Two ex-male strippers who once worked with Channing Tatum claim his new movie Magic Mike is a giant SLAP IN THE FACE … claiming the actor stole THEIR stories and turned it into his own Hollywood gold.
FYI — Tatum doesn’t just star in the film, he’s also a producer — and has claimed the film is partially based on his real-life experiences as a dancer back in Florida.
But TMZ spoke to Thomas “Awesome” Austin and London Steele — both guys worked with Tatum back in his FL stripper days — who say the film is based more off their lives than his … even down to the title — Magic Mike — which is a name Austin says he coined for another dancer.
“Awesome” Austin tells TMZ … he and his former male dance buddies are a like a “brotherhood” and, while they’re happy for Channing’s success, they feel betrayed by the actor for not involving any of them in the film.

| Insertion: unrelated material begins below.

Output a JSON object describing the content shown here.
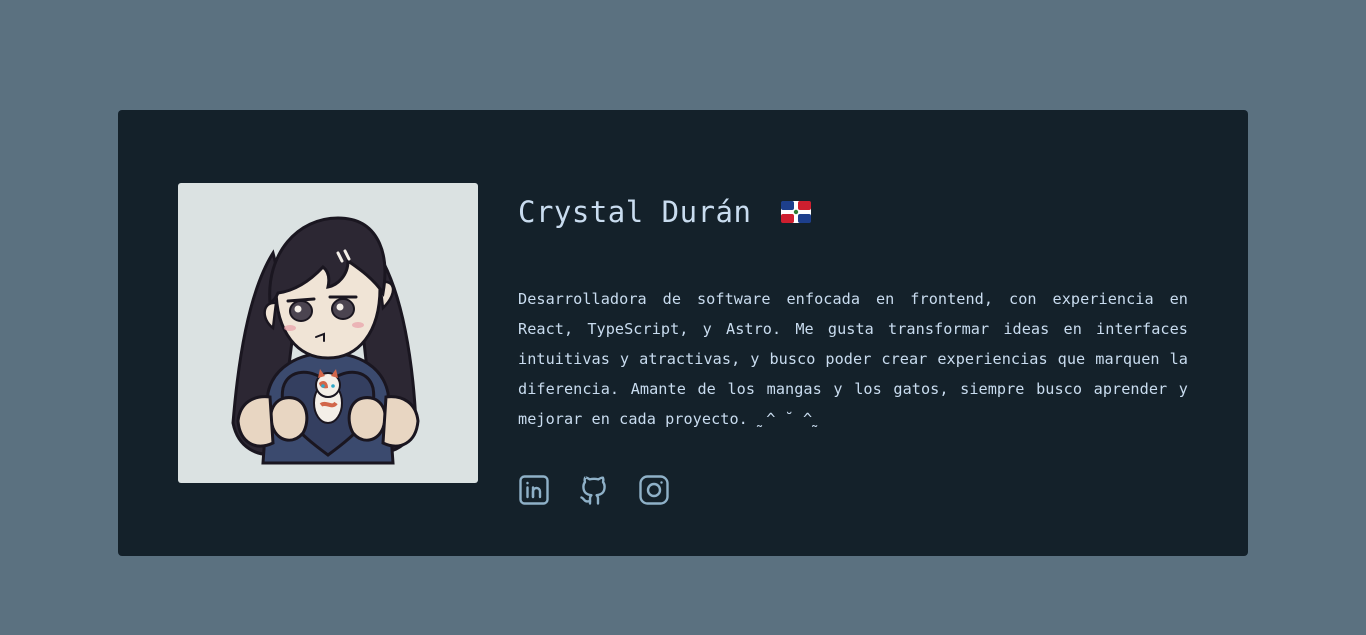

They claim they took Tatum under their wings when he was a nobody and taught him all their special stripper-moves like “The Hot Seat” — which is featured in the film and Austin says he invented it.
The guys tell us, after seeing parts of the final product they feel slighted … claiming Tatum failed to consult them for accuracy and insist that, without them, he wouldn’t have any material.
Austin explains, Channing was an “amateur” when he met him and says “he only danced for 4 months. How many events could have happened to him?”
A rep for Channing had no comment.
This is a tricky situation because, while choreographed dance moves are indeed protected by copyright law, these dudes would have to register their “moves” before asking a court for relief, and I doubt they’ve sent videotapes of their routines to the Library of Congress to make things official in terms of U.S. copyright law. Can you imagine? And they’d have to trademark any nicknames as well before asking for monetary damages. So until there’s an actual lawsuit (which there probably won’t be), I’m going to assume that these guys either want some “shut up” money or are looking for publicity for their current stripping endeavors. On that last note, I can’t blame them for trying.